- Born: February 8, 1940 (age 86)
- Education: University of Oklahoma
- Occupations: philanthropist, fundraiser, art collector, author

= Carolyn Farb =

Philanthropist and fundraiser (born 1940)

Carolyn Farb (born February 8, 1940) is a philanthropist, fundraiser and art collector. She has raised more than 50 million dollars for numerous charitable causes. Farb is a resident of River Oaks, a wealthy neighborhood in Houston, Texas.

== Biography ==
As a young adult, Farb volunteered at the Texas Children's Hospital, working in the snack bar. She studied journalism at the University of Oklahoma. Farb was initially known for her marriage and subsequent divorce from the wealthy "real estate king" Harold Farb, but starting in the early 80s, she became better known for her parties and fundraisers that benefit various causes. Carolyn Farb and Harold Farb were divorced in 1983 in a suit that was reported to cost $20 million.

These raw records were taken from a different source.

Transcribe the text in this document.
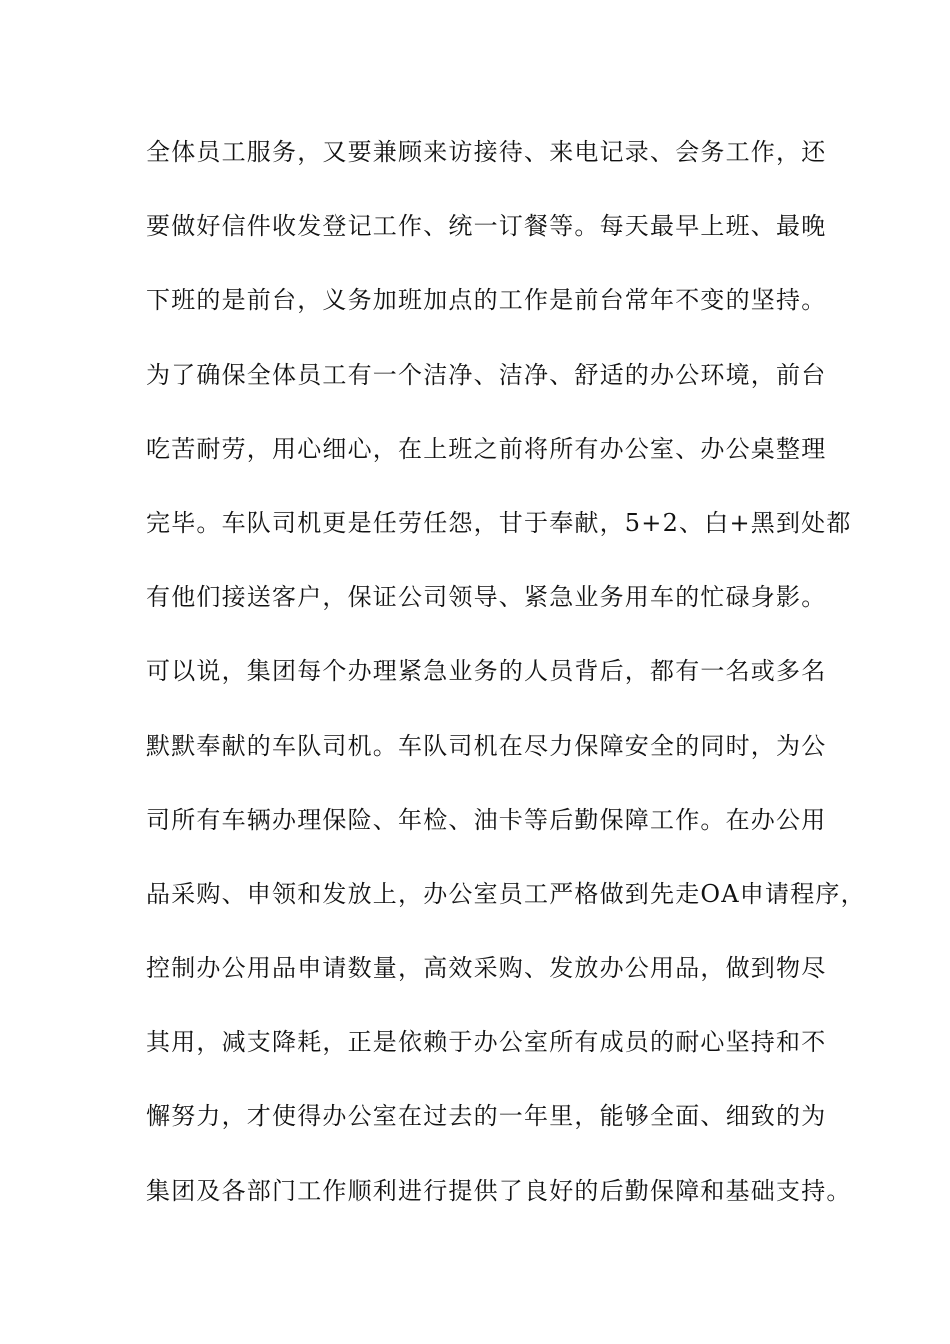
全体员工服务，又要兼顾来访接待、来电记录、会务工作，还
要做好信件收发登记工作、统一订餐等。每天最早上班、最晚
下班的是前台，义务加班加点的工作是前台常年不变的坚持。
为了确保全体员工有一个洁净、洁净、舒适的办公环境，前台
吃苦耐劳，用心细心，在上班之前将所有办公室、办公桌整理
完毕。车队司机更是任劳任怨，甘于奉献，5+2、白+黑到处都
有他们接送客户，保证公司领导、紧急业务用车的忙碌身影。
可以说，集团每个办理紧急业务的人员背后，都有一名或多名
默默奉献的车队司机。车队司机在尽力保障安全的同时，为公
司所有车辆办理保险、年检、油卡等后勤保障工作。在办公用
品采购、申领和发放上，办公室员工严格做到先走OA申请程序，
控制办公用品申请数量，高效采购、发放办公用品，做到物尽
其用，减支降耗，正是依赖于办公室所有成员的耐心坚持和不
懈努力，才使得办公室在过去的一年里，能够全面、细致的为
集团及各部门工作顺利进行提供了良好的后勤保障和基础支持。
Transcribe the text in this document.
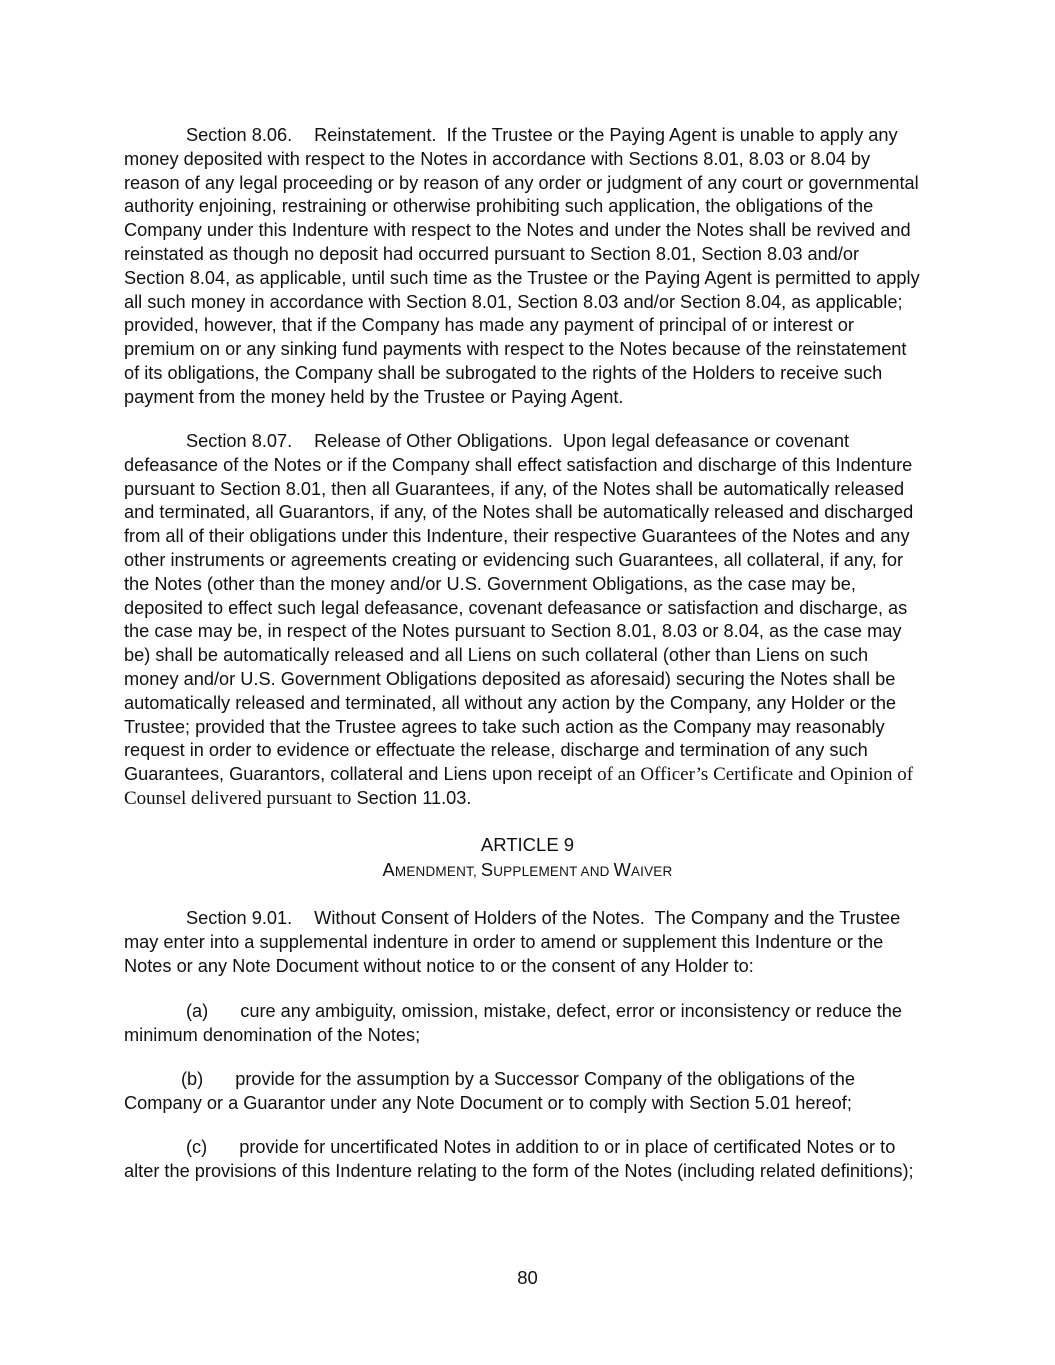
Section 8.06. Reinstatement. If the Trustee or the Paying Agent is unable to apply any money deposited with respect to the Notes in accordance with Sections 8.01, 8.03 or 8.04 by reason of any legal proceeding or by reason of any order or judgment of any court or governmental authority enjoining, restraining or otherwise prohibiting such application, the obligations of the Company under this Indenture with respect to the Notes and under the Notes shall be revived and reinstated as though no deposit had occurred pursuant to Section 8.01, Section 8.03 and/or Section 8.04, as applicable, until such time as the Trustee or the Paying Agent is permitted to apply all such money in accordance with Section 8.01, Section 8.03 and/or Section 8.04, as applicable; provided, however, that if the Company has made any payment of principal of or interest or premium on or any sinking fund payments with respect to the Notes because of the reinstatement of its obligations, the Company shall be subrogated to the rights of the Holders to receive such payment from the money held by the Trustee or Paying Agent.

Section 8.07. Release of Other Obligations. Upon legal defeasance or covenant defeasance of the Notes or if the Company shall effect satisfaction and discharge of this Indenture pursuant to Section 8.01, then all Guarantees, if any, of the Notes shall be automatically released and terminated, all Guarantors, if any, of the Notes shall be automatically released and discharged from all of their obligations under this Indenture, their respective Guarantees of the Notes and any other instruments or agreements creating or evidencing such Guarantees, all collateral, if any, for the Notes (other than the money and/or U.S. Government Obligations, as the case may be, deposited to effect such legal defeasance, covenant defeasance or satisfaction and discharge, as the case may be, in respect of the Notes pursuant to Section 8.01, 8.03 or 8.04, as the case may be) shall be automatically released and all Liens on such collateral (other than Liens on such money and/or U.S. Government Obligations deposited as aforesaid) securing the Notes shall be automatically released and terminated, all without any action by the Company, any Holder or the Trustee; provided that the Trustee agrees to take such action as the Company may reasonably request in order to evidence or effectuate the release, discharge and termination of any such Guarantees, Guarantors, collateral and Liens upon receipt of an Officer’s Certificate and Opinion of Counsel delivered pursuant to Section 11.03.

ARTICLE 9
AMENDMENT, SUPPLEMENT AND WAIVER

Section 9.01. Without Consent of Holders of the Notes. The Company and the Trustee may enter into a supplemental indenture in order to amend or supplement this Indenture or the Notes or any Note Document without notice to or the consent of any Holder to:

(a) cure any ambiguity, omission, mistake, defect, error or inconsistency or reduce the minimum denomination of the Notes;

(b) provide for the assumption by a Successor Company of the obligations of the Company or a Guarantor under any Note Document or to comply with Section 5.01 hereof;

(c) provide for uncertificated Notes in addition to or in place of certificated Notes or to alter the provisions of this Indenture relating to the form of the Notes (including related definitions);

80
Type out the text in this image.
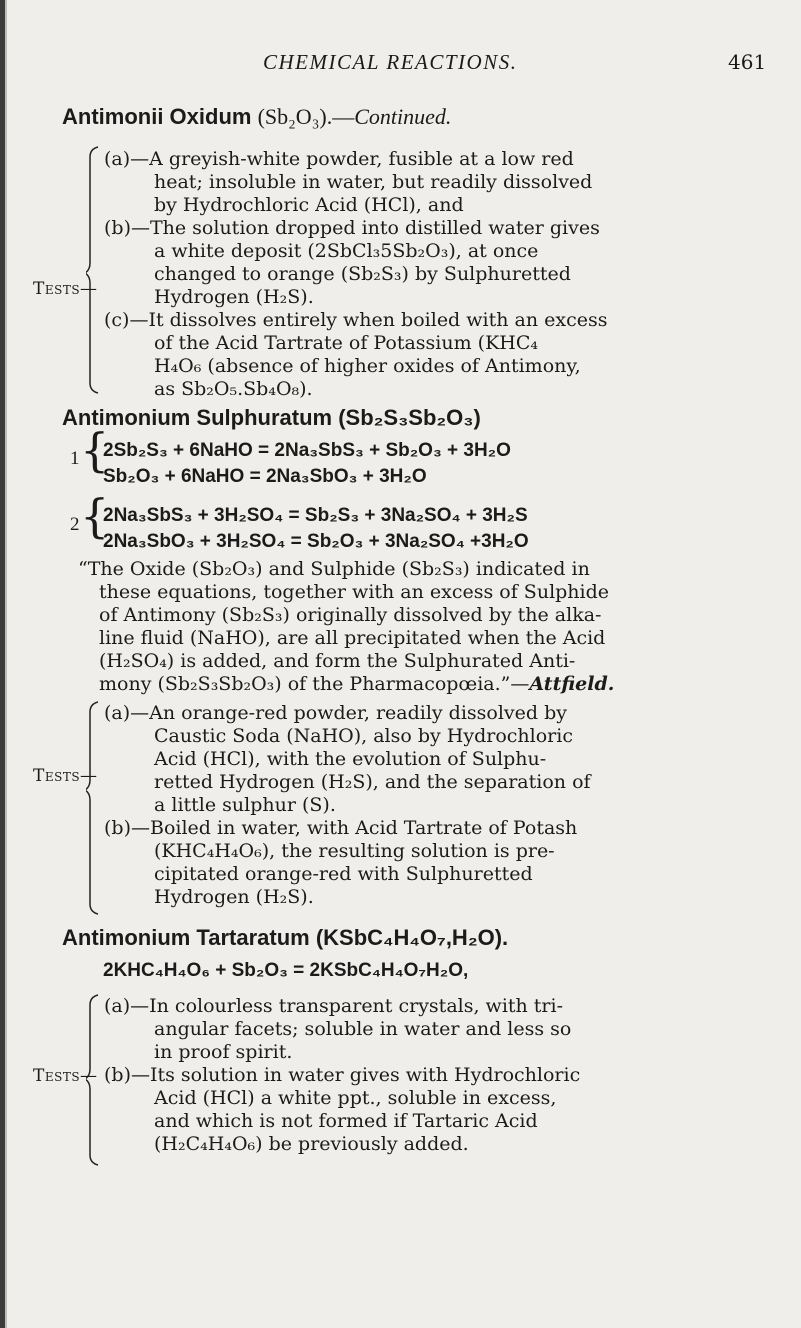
CHEMICAL REACTIONS.	461
Antimonii Oxidum (Sb₂O₃).—Continued.
Tests—
(a)—A greyish-white powder, fusible at a low red
heat; insoluble in water, but readily dissolved
by Hydrochloric Acid (HCl), and
(b)—The solution dropped into distilled water gives
a white deposit (2SbCl₃5Sb₂O₃), at once
changed to orange (Sb₂S₃) by Sulphuretted
Hydrogen (H₂S).
(c)—It dissolves entirely when boiled with an excess
of the Acid Tartrate of Potassium (KHC₄
H₄O₆ (absence of higher oxides of Antimony,
as Sb₂O₅.Sb₄O₈).
Antimonium Sulphuratum (Sb₂S₃Sb₂O₃)
1 {
2Sb₂S₃ + 6NaHO = 2Na₃SbS₃ + Sb₂O₃ + 3H₂O
Sb₂O₃ + 6NaHO = 2Na₃SbO₃ + 3H₂O
2 {
2Na₃SbS₃ + 3H₂SO₄ = Sb₂S₃ + 3Na₂SO₄ + 3H₂S
2Na₃SbO₃ + 3H₂SO₄ = Sb₂O₃ + 3Na₂SO₄ +3H₂O
“The Oxide (Sb₂O₃) and Sulphide (Sb₂S₃) indicated in
these equations, together with an excess of Sulphide
of Antimony (Sb₂S₃) originally dissolved by the alka-
line fluid (NaHO), are all precipitated when the Acid
(H₂SO₄) is added, and form the Sulphurated Anti-
mony (Sb₂S₃Sb₂O₃) of the Pharmacopœia.”—Attfield.
Tests—
(a)—An orange-red powder, readily dissolved by
Caustic Soda (NaHO), also by Hydrochloric
Acid (HCl), with the evolution of Sulphu-
retted Hydrogen (H₂S), and the separation of
a little sulphur (S).
(b)—Boiled in water, with Acid Tartrate of Potash
(KHC₄H₄O₆), the resulting solution is pre-
cipitated orange-red with Sulphuretted
Hydrogen (H₂S).
Antimonium Tartaratum (KSbC₄H₄O₇,H₂O).
2KHC₄H₄O₆ + Sb₂O₃ = 2KSbC₄H₄O₇H₂O,
Tests—
(a)—In colourless transparent crystals, with tri-
angular facets; soluble in water and less so
in proof spirit.
(b)—Its solution in water gives with Hydrochloric
Acid (HCl) a white ppt., soluble in excess,
and which is not formed if Tartaric Acid
(H₂C₄H₄O₆) be previously added.
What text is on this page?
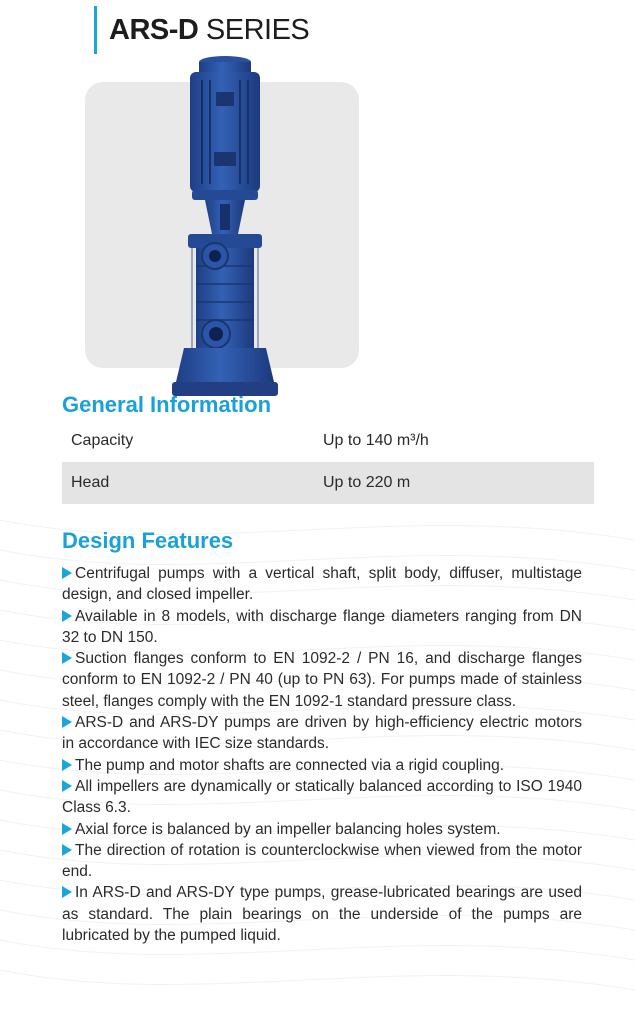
ARS-D SERIES
General Information
Capacity	Up to 140 m³/h
Head	Up to 220 m
Design Features
Centrifugal pumps with a vertical shaft, split body, diffuser, multistage design, and closed impeller.
Available in 8 models, with discharge flange diameters ranging from DN 32 to DN 150.
Suction flanges conform to EN 1092-2 / PN 16, and discharge flanges conform to EN 1092-2 / PN 40 (up to PN 63). For pumps made of stainless steel, flanges comply with the EN 1092-1 standard pressure class.
ARS-D and ARS-DY pumps are driven by high-efficiency electric motors in accordance with IEC size standards.
The pump and motor shafts are connected via a rigid coupling.
All impellers are dynamically or statically balanced according to ISO 1940 Class 6.3.
Axial force is balanced by an impeller balancing holes system.
The direction of rotation is counterclockwise when viewed from the motor end.
In ARS-D and ARS-DY type pumps, grease-lubricated bearings are used as standard. The plain bearings on the underside of the pumps are lubricated by the pumped liquid.
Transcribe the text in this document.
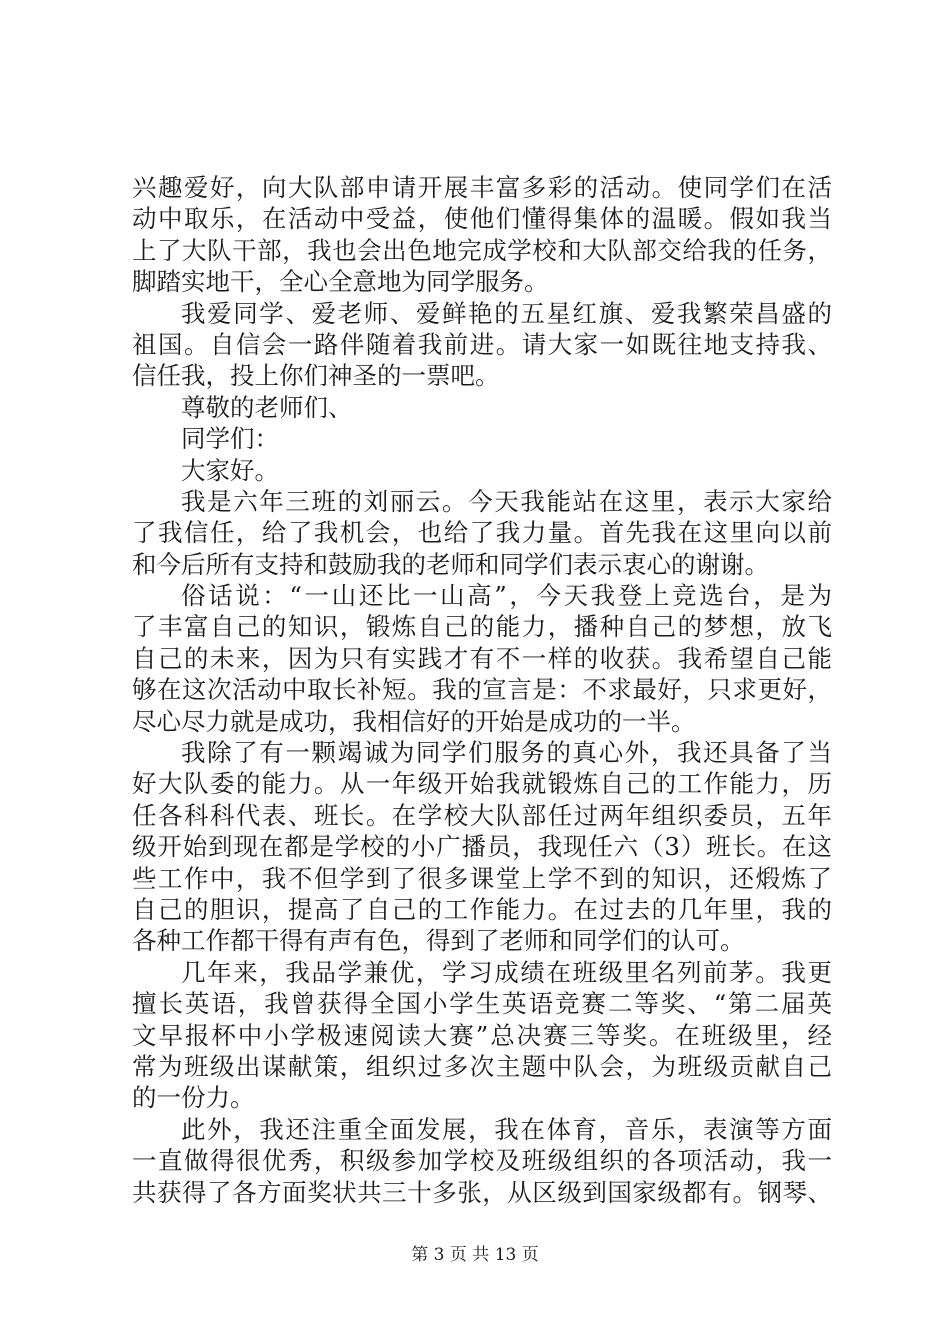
兴趣爱好，向大队部申请开展丰富多彩的活动。使同学们在活
动中取乐，在活动中受益，使他们懂得集体的温暖。假如我当
上了大队干部，我也会出色地完成学校和大队部交给我的任务，
脚踏实地干，全心全意地为同学服务。
我爱同学、爱老师、爱鲜艳的五星红旗、爱我繁荣昌盛的
祖国。自信会一路伴随着我前进。请大家一如既往地支持我、
信任我，投上你们神圣的一票吧。
尊敬的老师们、
同学们：
大家好。
我是六年三班的刘丽云。今天我能站在这里，表示大家给
了我信任，给了我机会，也给了我力量。首先我在这里向以前
和今后所有支持和鼓励我的老师和同学们表示衷心的谢谢。
俗话说：“一山还比一山高”，今天我登上竞选台，是为
了丰富自己的知识，锻炼自己的能力，播种自己的梦想，放飞
自己的未来，因为只有实践才有不一样的收获。我希望自己能
够在这次活动中取长补短。我的宣言是：不求最好，只求更好，
尽心尽力就是成功，我相信好的开始是成功的一半。
我除了有一颗竭诚为同学们服务的真心外，我还具备了当
好大队委的能力。从一年级开始我就锻炼自己的工作能力，历
任各科科代表、班长。在学校大队部任过两年组织委员，五年
级开始到现在都是学校的小广播员，我现任六（3）班长。在这
些工作中，我不但学到了很多课堂上学不到的知识，还煅炼了
自己的胆识，提高了自己的工作能力。在过去的几年里，我的
各种工作都干得有声有色，得到了老师和同学们的认可。
几年来，我品学兼优，学习成绩在班级里名列前茅。我更
擅长英语，我曾获得全国小学生英语竞赛二等奖、“第二届英
文早报杯中小学极速阅读大赛”总决赛三等奖。在班级里，经
常为班级出谋献策，组织过多次主题中队会，为班级贡献自己
的一份力。
此外，我还注重全面发展，我在体育，音乐，表演等方面
一直做得很优秀，积级参加学校及班级组织的各项活动，我一
共获得了各方面奖状共三十多张，从区级到国家级都有。钢琴、
第 3 页 共 13 页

Farb received an honorary Doctorate in Humanities from Northwood University in 2003.

== Philanthropy ==
Farb raised more than 1 million dollars for cancer research for the Stehlin Foundation with a single gala (she is the first woman and first Texan to raise a million dollars in a single gala), helped to raise more than $3 million in one campaign for the University of Houston, and worked with other notable Houston celebrities to raise more than half a million dollars for tsunami relief.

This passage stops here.